По мере того как я рос и развивался, схватки с папой о боге становились все чаще и горячее. Мы часами спорили с ним. Каждую пядь моего неверия мне приходилось завоевывать тяжелыми боями. Благодарю за это судьбу, благодарю, что в этих тяжелых боях (ох, каких тяжелых!) я принужден был прочно, обоснованно вырабатывать свои взгляды. Один мой товарищ стал атеистом потому, что император Генрих VI был отравлен ядом, поднесенным ему в причастии: как, дескать, мог яд сохранить свою силу, если причастие есть, правда, тело Христово? Мне смешно было, что на таком пустяковом основании можно было потерять веру. Такие аргументы могли иметь силу только для человека, который пришел домой, высказал этот аргумент отцу, а тот ему: «Как ты смеешь, дурак, рассуждать о подобных вещах! Дай еще раз услышу, – выдеру тебя, как Сидорову козу!»

Папа радовался на меня в спорах, его глаза часто весело загорались при каком-нибудь удачном моем возражении или неожиданно для него обнаруженном мною знании. Однако ему, видимо, все страшнее становилось, что, казалось бы, совершенно им убежденный, я все же не отхожу от темы о боге, все больше вгрызаюсь в нее.

В старших классах гимназии на меня сильное впечатление произвели последние страницы «Истории цивилизации в Англии» Бокля, где он защищает деизм. «Великий строитель вселенной, творец и начертатель всего существующего, уподобляется какому-нибудь жалкому ремесленнику, который так плохо знает свое дело, что постоянно приходится призывать его для того, чтобы он перестраивал собственную свою машину, устранял ее недостатки, пополнял ее недосмотры, направлял ее ход!» На этом я строил свои доказательства бессмысленности всяких молитв. И странно бывало. Я решительно заявлял, что считаю всякие молитвы совершенно ненужными и оскорбительными для бога, и мне удавалось отстоять свою позицию. Я уходил к себе. Была суббота. Я раскрывал «Немецких поэтов» Гербеля или Тургенева. Вдруг дверь отворяется, – папа. И огорченно, с потемневшим лицом, спрашивает:

– А ты не у всенощной?

Я хмурился, мрачно вставал и озлобленно шел в церковь. И даже не утешало, что там могу увидеть Конопацких.

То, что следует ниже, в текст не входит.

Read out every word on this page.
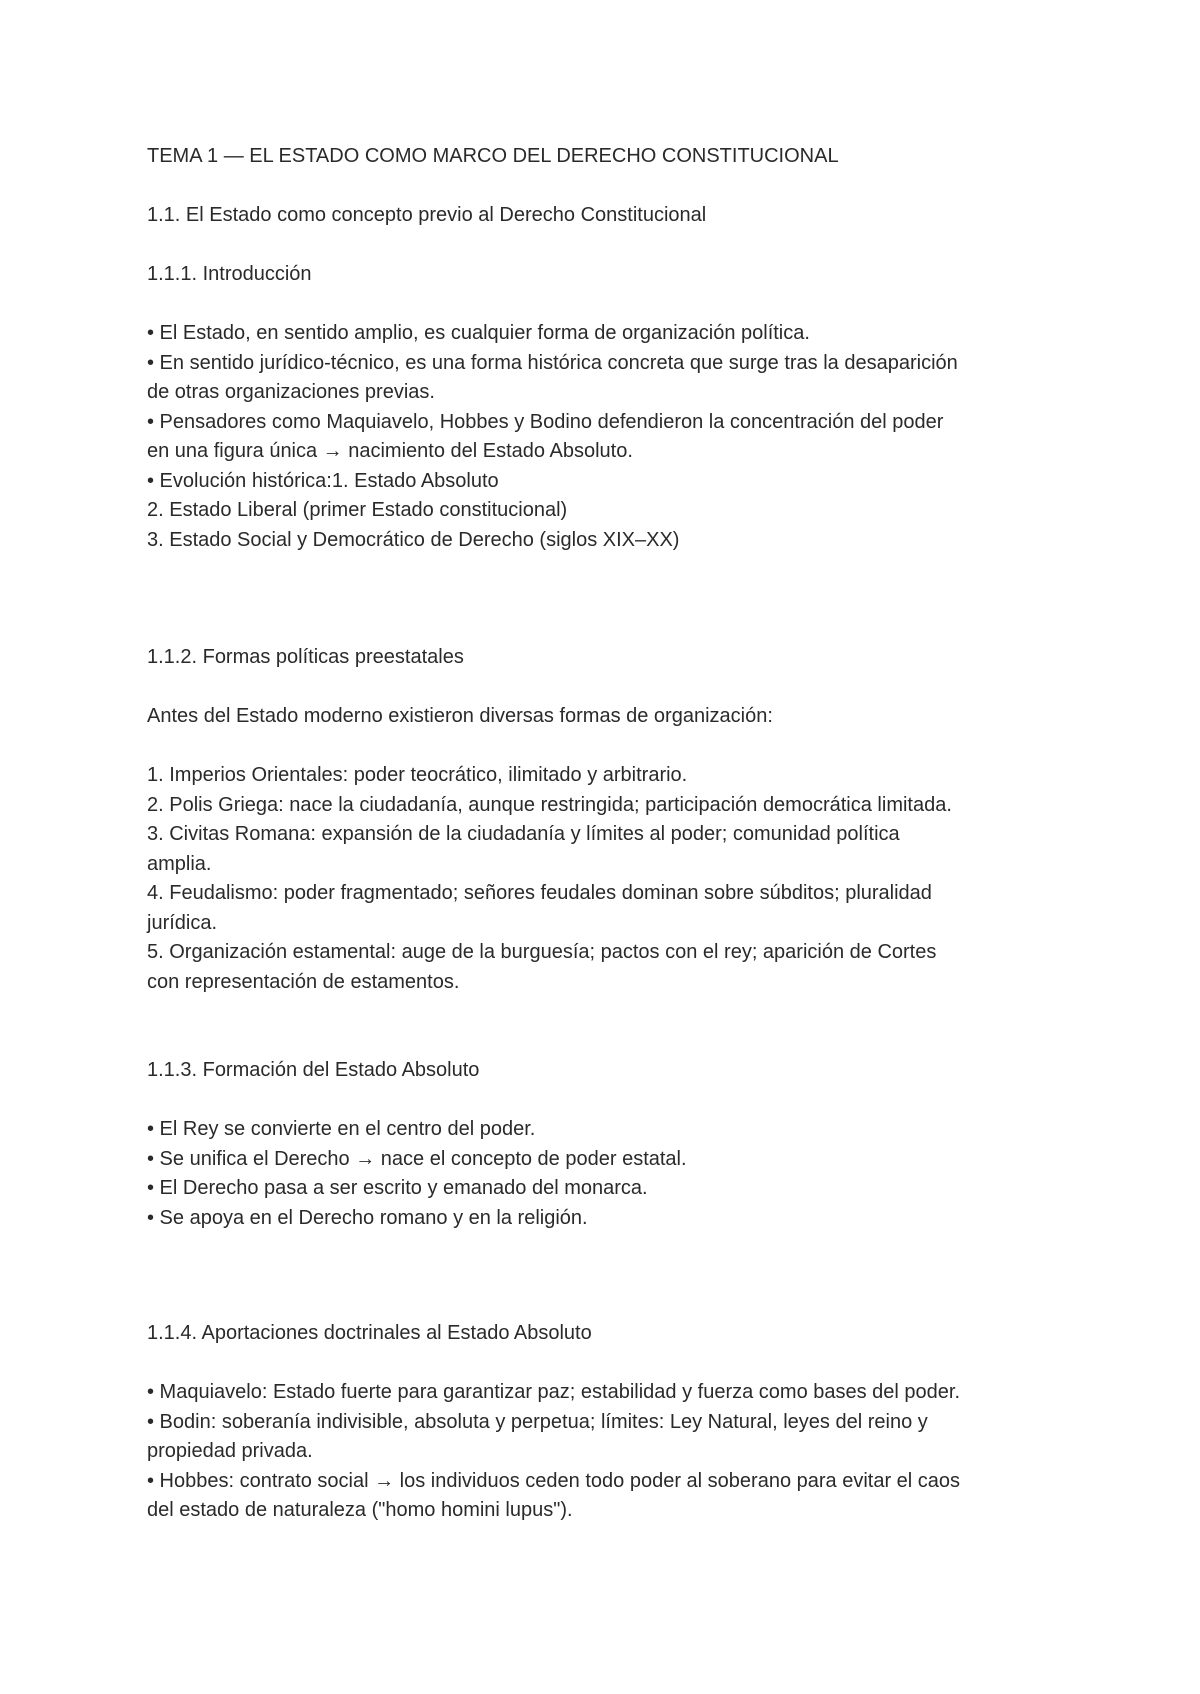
TEMA 1 — EL ESTADO COMO MARCO DEL DERECHO CONSTITUCIONAL

1.1. El Estado como concepto previo al Derecho Constitucional

1.1.1. Introducción

• El Estado, en sentido amplio, es cualquier forma de organización política.

• En sentido jurídico-técnico, es una forma histórica concreta que surge tras la desaparición

de otras organizaciones previas.

• Pensadores como Maquiavelo, Hobbes y Bodino defendieron la concentración del poder

en una figura única → nacimiento del Estado Absoluto.

• Evolución histórica:1. Estado Absoluto

2. Estado Liberal (primer Estado constitucional)

3. Estado Social y Democrático de Derecho (siglos XIX–XX)

1.1.2. Formas políticas preestatales

Antes del Estado moderno existieron diversas formas de organización:

1. Imperios Orientales: poder teocrático, ilimitado y arbitrario.

2. Polis Griega: nace la ciudadanía, aunque restringida; participación democrática limitada.

3. Civitas Romana: expansión de la ciudadanía y límites al poder; comunidad política

amplia.

4. Feudalismo: poder fragmentado; señores feudales dominan sobre súbditos; pluralidad

jurídica.

5. Organización estamental: auge de la burguesía; pactos con el rey; aparición de Cortes

con representación de estamentos.

1.1.3. Formación del Estado Absoluto

• El Rey se convierte en el centro del poder.

• Se unifica el Derecho → nace el concepto de poder estatal.

• El Derecho pasa a ser escrito y emanado del monarca.

• Se apoya en el Derecho romano y en la religión.

1.1.4. Aportaciones doctrinales al Estado Absoluto

• Maquiavelo: Estado fuerte para garantizar paz; estabilidad y fuerza como bases del poder.

• Bodin: soberanía indivisible, absoluta y perpetua; límites: Ley Natural, leyes del reino y

propiedad privada.

• Hobbes: contrato social → los individuos ceden todo poder al soberano para evitar el caos

del estado de naturaleza ("homo homini lupus").
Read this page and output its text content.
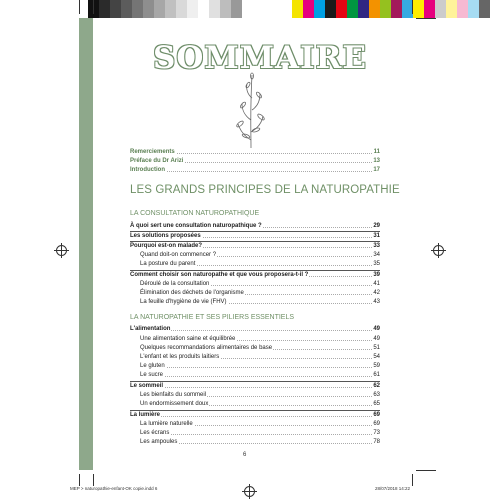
SOMMAIRE
Remerciements	11
Préface du Dr Arizi	13
Introduction	17
LES GRANDS PRINCIPES DE LA NATUROPATHIE
LA CONSULTATION NATUROPATHIQUE
À quoi sert une consultation naturopathique ?	29
Les solutions proposées	31
Pourquoi est-on malade?	33
Quand doit-on commencer ?	34
La posture du parent	35
Comment choisir son naturopathe et que vous proposera-t-il ?	39
Déroulé de la consultation	41
Élimination des déchets de l'organisme	42
La feuille d'hygiène de vie (FHV)	43
LA NATUROPATHIE ET SES PILIERS ESSENTIELS
L'alimentation	49
Une alimentation saine et équilibrée	49
Quelques recommandations alimentaires de base	51
L'enfant et les produits laitiers	54
Le gluten	59
Le sucre	61
Le sommeil	62
Les bienfaits du sommeil	63
Un endormissement doux	65
La lumière	69
La lumière naturelle	69
Les écrans	73
Les ampoules	78
6
MEP > naturopathie-enfant-OK copie.indd 6	28/07/2018 14:22
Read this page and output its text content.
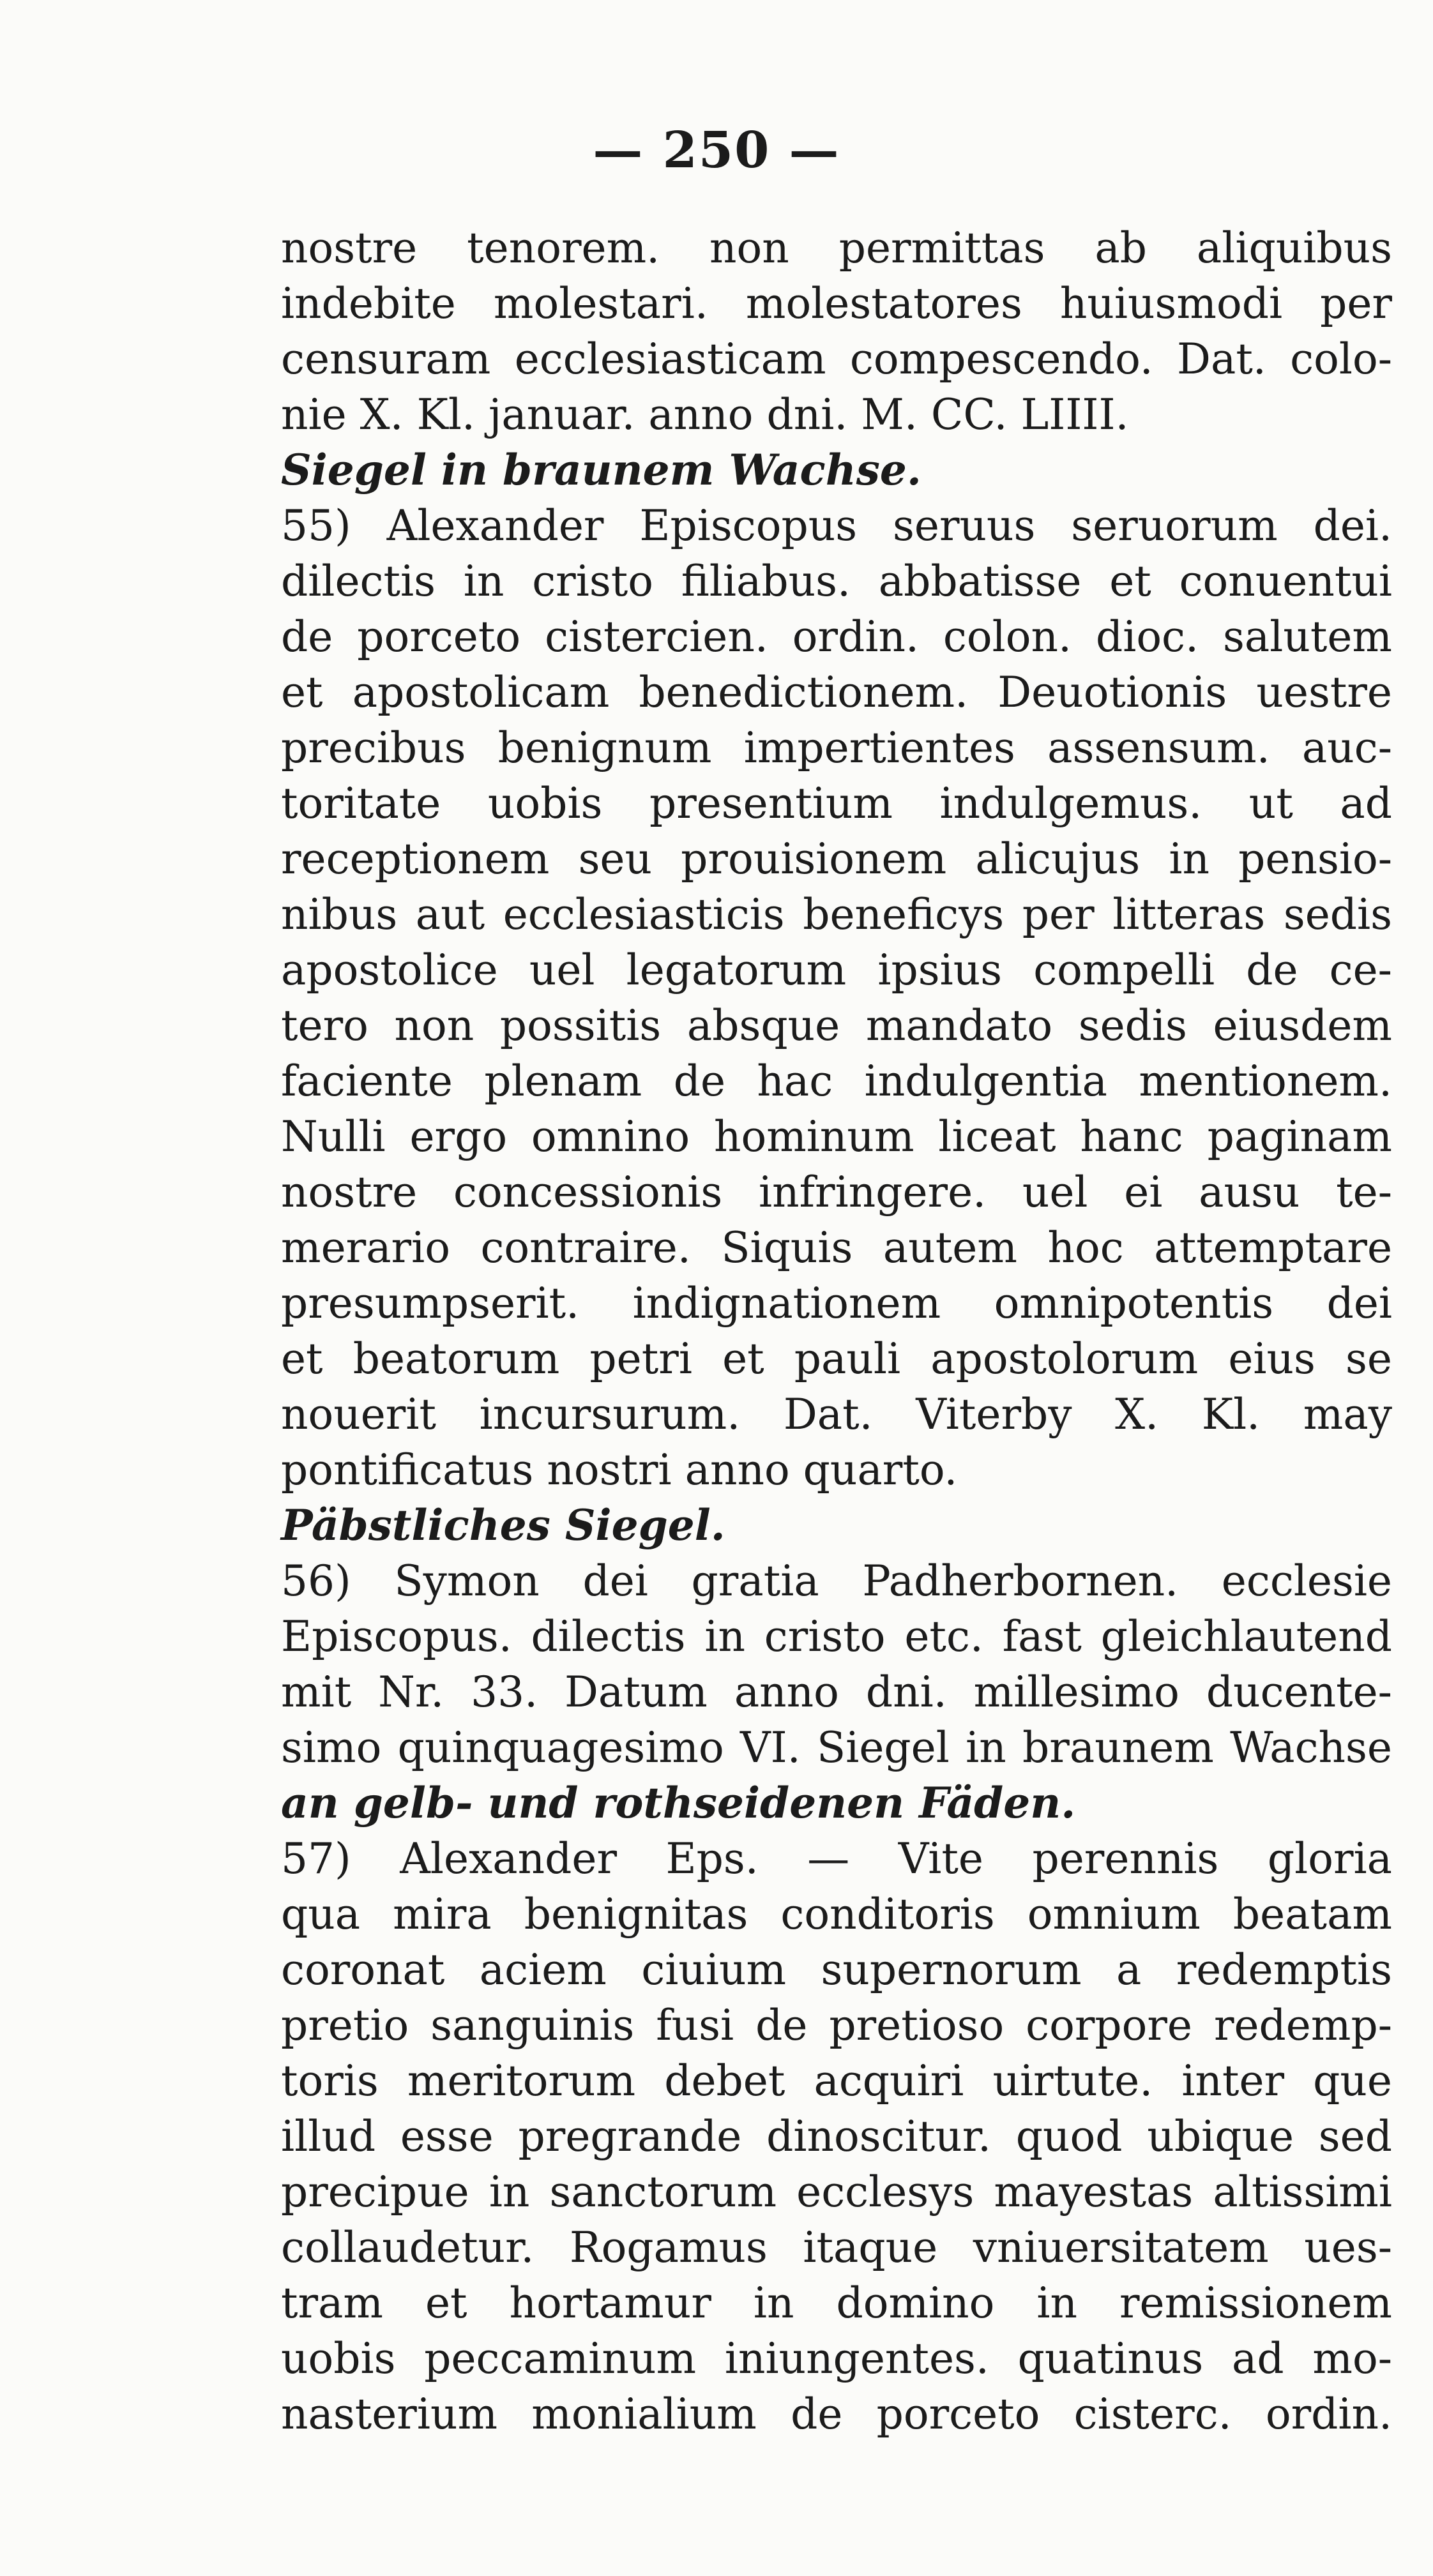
— 250 —
nostre tenorem. non permittas ab aliquibus
indebite molestari. molestatores huiusmodi per
censuram ecclesiasticam compescendo. Dat. colo-
nie X. Kl. januar. anno dni. M. CC. LIIII.
Siegel in braunem Wachse.
55) Alexander Episcopus seruus seruorum dei.
dilectis in cristo filiabus. abbatisse et conuentui
de porceto cistercien. ordin. colon. dioc. salutem
et apostolicam benedictionem. Deuotionis uestre
precibus benignum impertientes assensum. auc-
toritate uobis presentium indulgemus. ut ad
receptionem seu prouisionem alicujus in pensio-
nibus aut ecclesiasticis beneficys per litteras sedis
apostolice uel legatorum ipsius compelli de ce-
tero non possitis absque mandato sedis eiusdem
faciente plenam de hac indulgentia mentionem.
Nulli ergo omnino hominum liceat hanc paginam
nostre concessionis infringere. uel ei ausu te-
merario contraire. Siquis autem hoc attemptare
presumpserit. indignationem omnipotentis dei
et beatorum petri et pauli apostolorum eius se
nouerit incursurum. Dat. Viterby X. Kl. may
pontificatus nostri anno quarto.
Päbstliches Siegel.
56) Symon dei gratia Padherbornen. ecclesie
Episcopus. dilectis in cristo etc. fast gleichlautend
mit Nr. 33. Datum anno dni. millesimo ducente-
simo quinquagesimo VI. Siegel in braunem Wachse
an gelb- und rothseidenen Fäden.
57) Alexander Eps. — Vite perennis gloria
qua mira benignitas conditoris omnium beatam
coronat aciem ciuium supernorum a redemptis
pretio sanguinis fusi de pretioso corpore redemp-
toris meritorum debet acquiri uirtute. inter que
illud esse pregrande dinoscitur. quod ubique sed
precipue in sanctorum ecclesys mayestas altissimi
collaudetur. Rogamus itaque vniuersitatem ues-
tram et hortamur in domino in remissionem
uobis peccaminum iniungentes. quatinus ad mo-
nasterium monialium de porceto cisterc. ordin.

Каждую субботу вечером мы читали проповеди Иннокентия, архиепископа херсонского и таврического. Был такой знаменитый духовный оратор. Помню несчетное количество томов его произведений – небольшие томики в зеленых переплетах. Суббота. Вернулись от всенощной, вечер свободный, завтра праздник. Играем, бегаем, возимся. Вдруг мама:

– Дети, проповедь читать!

Еще с горящими от беготни глазами, переводя дыхание, входим в просторный папин кабинет. От абажура зеленый сумрак в нем. Рассаживаемся по креслам и диванам. Мама открывает книгу и крестится, девочки вслед за нею тоже крестятся. Мама начинает:

Одному благочестивому пустыннику надлежало сказать что-либо братии, ожидавшей от него наставления…

Она читает со светящимися изнутри глазами, папа благоговейно и серьезно слушает, облокотившись о ручку кресла я положив на ладонь большой свой лоб.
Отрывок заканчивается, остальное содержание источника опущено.